From Doubt to Enthusiasm
His platitude came true for HHSM. "Hospital nurses get used to carrying out care plans designed by someone else," he says. "Home care nurses can too." HHSM nurses initially resisted, thinking something was being taken away from them but, Ms. Sorenson noticed, they finally saw that they were being relieved of a burden and they grew to appreciate it. Nurses found they were getting better at the OASIS phone consultation. Where it initially took 20 minutes, they now report it takes about five.
"Initially, it was, 'You're telling me how to deliver care, and it's not the way I have always delivered care.' But before long, they saw the benefits and embraced the process. We only lost two staff members, one OT and one PT, and I was OK with that because those individuals with that level of disagreement, would have needed a lot of micro-management."
The SURCH program is designed to be effective, not easy, Cisneros admits, but it does produce results in a short period of time. "Legacy methods of care will not work under healthcare reform," he repeats in every presentation and conversation until it becomes a mantra. "The days of '3week9' are over if you intend to be around as ACOs, CJR bundles, and value-based payment systems spread from state to state. If you lay out a 60-day care plan, you fix it in your mind that you have 60 days to get this patient independent. Start with a 30-day care plan and extend it only if you have to. Do you know what ACOs and hospitals in CJR bundle programs say about a two-episode case with 30 visits? They say, 'I hope you made a lot of money because that's the last patient you're getting from us.'"
Patient Outcomes Create Financial Outcomes
In less than a year, the transformation at HHSM is nearly complete. They have achieved:
SURCH procedures that enable results like these include quick response following hospital discharge: early the next morning for most patients, same day for CJR patients; front-loading visits in order to achieve quicker patient independence; and ordering PT and OT services for nearly every patient.
Initially, Ms. Sorenson admits, some physicians, one New Hampshire hospitalist in particular, were uneasy with routine PT and OT services for every patient, reasoning, "They did not have therapy services before this hospitalization and they were not admitted for a therapy-related diagnosis." "Yes," she answers them, "but they've been in a hospital bed for four days. Our assessment indicates a fall risk that did not exist before."
Ms. Sorenson was concerned that such a dramatic improvement over a short period of time would raise MAC eyebrows. "I'm sure they would like to find that we are manipulating the system somehow," she smiles, "but when they see our documentation, our bullet-proof documentation, they quietly pay every claim."
About That Census Drop
So, with all this success, we had to ask, why is your census half what it used to be?
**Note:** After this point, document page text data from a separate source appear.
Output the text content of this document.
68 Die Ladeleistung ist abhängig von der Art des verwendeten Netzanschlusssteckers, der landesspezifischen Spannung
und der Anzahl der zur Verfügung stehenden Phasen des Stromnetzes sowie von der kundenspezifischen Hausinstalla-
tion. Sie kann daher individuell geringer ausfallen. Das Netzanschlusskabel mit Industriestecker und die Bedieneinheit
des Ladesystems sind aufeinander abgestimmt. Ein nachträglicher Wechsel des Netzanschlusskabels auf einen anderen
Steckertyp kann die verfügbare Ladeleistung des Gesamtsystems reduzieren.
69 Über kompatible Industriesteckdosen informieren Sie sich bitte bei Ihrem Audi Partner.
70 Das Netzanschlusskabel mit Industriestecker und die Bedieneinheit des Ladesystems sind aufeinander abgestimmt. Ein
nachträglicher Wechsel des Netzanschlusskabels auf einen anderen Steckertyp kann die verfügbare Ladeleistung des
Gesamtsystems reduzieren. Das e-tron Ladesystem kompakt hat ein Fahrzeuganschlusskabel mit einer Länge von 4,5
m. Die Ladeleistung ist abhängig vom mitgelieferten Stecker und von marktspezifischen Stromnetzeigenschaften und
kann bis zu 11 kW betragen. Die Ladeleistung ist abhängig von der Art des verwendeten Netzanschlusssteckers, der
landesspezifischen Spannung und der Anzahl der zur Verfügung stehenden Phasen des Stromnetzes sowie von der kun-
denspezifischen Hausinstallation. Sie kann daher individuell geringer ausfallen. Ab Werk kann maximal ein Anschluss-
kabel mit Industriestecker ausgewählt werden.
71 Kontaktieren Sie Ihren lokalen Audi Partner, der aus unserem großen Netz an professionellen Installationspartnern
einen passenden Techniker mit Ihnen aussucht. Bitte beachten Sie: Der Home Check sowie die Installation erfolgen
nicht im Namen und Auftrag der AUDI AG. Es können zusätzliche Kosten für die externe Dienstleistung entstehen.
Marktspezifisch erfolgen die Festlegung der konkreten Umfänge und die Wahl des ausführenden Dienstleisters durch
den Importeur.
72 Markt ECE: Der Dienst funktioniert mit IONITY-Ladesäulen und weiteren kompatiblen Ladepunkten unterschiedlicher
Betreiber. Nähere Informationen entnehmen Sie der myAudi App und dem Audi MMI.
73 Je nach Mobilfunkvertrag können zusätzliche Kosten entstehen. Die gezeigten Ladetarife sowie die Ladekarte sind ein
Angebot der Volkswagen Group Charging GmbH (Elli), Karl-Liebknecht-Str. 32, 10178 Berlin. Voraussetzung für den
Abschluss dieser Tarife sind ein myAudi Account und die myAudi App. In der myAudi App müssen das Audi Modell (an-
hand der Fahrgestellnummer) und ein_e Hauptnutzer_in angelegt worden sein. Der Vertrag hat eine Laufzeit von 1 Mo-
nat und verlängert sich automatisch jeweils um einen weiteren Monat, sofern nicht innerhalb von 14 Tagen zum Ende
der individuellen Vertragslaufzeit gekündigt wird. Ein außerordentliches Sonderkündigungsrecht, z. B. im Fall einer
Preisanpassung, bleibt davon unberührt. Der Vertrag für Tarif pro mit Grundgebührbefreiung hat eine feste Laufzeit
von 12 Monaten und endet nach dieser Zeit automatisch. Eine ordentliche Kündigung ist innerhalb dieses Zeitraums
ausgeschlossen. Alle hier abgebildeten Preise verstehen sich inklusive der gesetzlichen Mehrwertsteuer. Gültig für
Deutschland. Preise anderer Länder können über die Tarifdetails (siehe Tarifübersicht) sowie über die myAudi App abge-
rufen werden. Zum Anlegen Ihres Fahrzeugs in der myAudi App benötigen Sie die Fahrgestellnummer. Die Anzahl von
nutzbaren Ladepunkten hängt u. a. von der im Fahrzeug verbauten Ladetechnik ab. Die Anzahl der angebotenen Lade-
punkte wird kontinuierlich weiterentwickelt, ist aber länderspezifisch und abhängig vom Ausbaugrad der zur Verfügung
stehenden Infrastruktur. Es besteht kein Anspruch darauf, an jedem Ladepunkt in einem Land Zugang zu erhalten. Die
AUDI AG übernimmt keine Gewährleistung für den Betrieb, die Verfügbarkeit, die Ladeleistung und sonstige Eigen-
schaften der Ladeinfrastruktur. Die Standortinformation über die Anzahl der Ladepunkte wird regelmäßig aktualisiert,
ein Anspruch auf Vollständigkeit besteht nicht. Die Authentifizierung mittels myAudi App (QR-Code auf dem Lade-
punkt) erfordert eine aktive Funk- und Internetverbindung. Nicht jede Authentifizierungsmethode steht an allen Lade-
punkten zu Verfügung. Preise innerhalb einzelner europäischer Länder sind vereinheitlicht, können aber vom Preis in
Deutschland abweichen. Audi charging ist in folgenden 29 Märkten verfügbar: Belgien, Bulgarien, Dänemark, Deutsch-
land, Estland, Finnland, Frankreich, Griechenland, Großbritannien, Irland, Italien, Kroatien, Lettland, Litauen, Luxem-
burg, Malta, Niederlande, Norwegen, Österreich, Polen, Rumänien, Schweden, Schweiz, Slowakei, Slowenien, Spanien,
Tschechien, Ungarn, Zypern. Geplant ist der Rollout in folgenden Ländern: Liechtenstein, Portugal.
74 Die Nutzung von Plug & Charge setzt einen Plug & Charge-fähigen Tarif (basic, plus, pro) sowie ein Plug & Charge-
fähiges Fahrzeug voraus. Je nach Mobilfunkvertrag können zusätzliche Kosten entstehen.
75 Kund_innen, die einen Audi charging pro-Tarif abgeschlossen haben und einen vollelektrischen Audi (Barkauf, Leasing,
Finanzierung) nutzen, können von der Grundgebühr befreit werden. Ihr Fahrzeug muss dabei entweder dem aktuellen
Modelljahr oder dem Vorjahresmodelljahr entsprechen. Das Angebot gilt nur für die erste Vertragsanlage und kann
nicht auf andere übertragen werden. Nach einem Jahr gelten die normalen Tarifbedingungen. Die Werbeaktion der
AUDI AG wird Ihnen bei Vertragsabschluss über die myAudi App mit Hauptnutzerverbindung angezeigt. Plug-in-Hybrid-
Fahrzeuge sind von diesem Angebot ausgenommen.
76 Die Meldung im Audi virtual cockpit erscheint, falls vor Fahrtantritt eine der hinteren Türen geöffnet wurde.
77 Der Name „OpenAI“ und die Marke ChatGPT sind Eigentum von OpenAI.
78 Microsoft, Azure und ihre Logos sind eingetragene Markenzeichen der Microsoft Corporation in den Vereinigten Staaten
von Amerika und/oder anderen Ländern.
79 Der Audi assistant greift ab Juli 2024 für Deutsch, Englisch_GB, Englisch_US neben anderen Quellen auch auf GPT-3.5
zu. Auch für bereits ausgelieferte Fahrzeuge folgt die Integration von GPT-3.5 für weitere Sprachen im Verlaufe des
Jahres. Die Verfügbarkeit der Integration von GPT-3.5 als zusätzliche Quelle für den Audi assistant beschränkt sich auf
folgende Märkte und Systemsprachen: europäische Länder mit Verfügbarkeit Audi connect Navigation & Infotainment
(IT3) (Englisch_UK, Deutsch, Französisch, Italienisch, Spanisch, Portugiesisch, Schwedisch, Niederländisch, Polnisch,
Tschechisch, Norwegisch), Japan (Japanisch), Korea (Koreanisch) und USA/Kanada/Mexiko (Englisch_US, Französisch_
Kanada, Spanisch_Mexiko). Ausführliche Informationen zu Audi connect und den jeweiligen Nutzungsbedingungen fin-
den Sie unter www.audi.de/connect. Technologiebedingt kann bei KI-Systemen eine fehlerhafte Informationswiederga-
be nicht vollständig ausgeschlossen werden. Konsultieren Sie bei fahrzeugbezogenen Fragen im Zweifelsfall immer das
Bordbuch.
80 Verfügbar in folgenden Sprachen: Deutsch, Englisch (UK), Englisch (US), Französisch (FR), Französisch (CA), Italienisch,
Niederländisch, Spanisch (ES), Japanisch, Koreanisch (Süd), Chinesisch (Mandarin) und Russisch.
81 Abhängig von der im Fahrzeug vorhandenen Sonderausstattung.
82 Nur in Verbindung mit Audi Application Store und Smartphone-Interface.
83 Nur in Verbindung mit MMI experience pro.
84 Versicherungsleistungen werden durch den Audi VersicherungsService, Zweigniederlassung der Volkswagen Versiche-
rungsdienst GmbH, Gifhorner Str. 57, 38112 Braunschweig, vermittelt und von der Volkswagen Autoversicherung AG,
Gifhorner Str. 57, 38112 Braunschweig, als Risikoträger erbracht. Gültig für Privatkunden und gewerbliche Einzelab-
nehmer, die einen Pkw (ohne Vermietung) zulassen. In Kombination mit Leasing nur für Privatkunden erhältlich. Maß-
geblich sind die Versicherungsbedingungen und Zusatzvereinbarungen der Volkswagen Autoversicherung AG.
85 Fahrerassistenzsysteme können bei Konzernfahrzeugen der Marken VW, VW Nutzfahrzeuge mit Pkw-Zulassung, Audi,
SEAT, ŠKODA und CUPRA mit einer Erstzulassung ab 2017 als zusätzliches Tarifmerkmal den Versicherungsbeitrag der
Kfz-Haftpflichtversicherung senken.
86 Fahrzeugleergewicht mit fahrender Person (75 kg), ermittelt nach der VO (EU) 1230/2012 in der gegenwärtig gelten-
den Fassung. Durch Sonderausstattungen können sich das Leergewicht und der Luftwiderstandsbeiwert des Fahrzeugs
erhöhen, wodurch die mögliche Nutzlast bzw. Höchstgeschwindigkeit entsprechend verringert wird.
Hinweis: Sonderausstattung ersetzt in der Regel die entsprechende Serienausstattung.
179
Cathy Sorenson's explanation is steeped in healthcare reform era thinking. "Our admissions have remained steady," she points out, "but we are no longer wasting payer money by keeping them on service for two and three PPS episodes. We are able to help them meet their goals in 30 days most of the time. That has slashed our per-episode costs more than it has reduced our revenue. So, think about it, the patients are better off, the hospitals and ACOs are happy, the payers are happy, and we are making more money. Don't worry, as word spreads about what we are doing, and referral sources see our 5-star rating, our census will bounce back."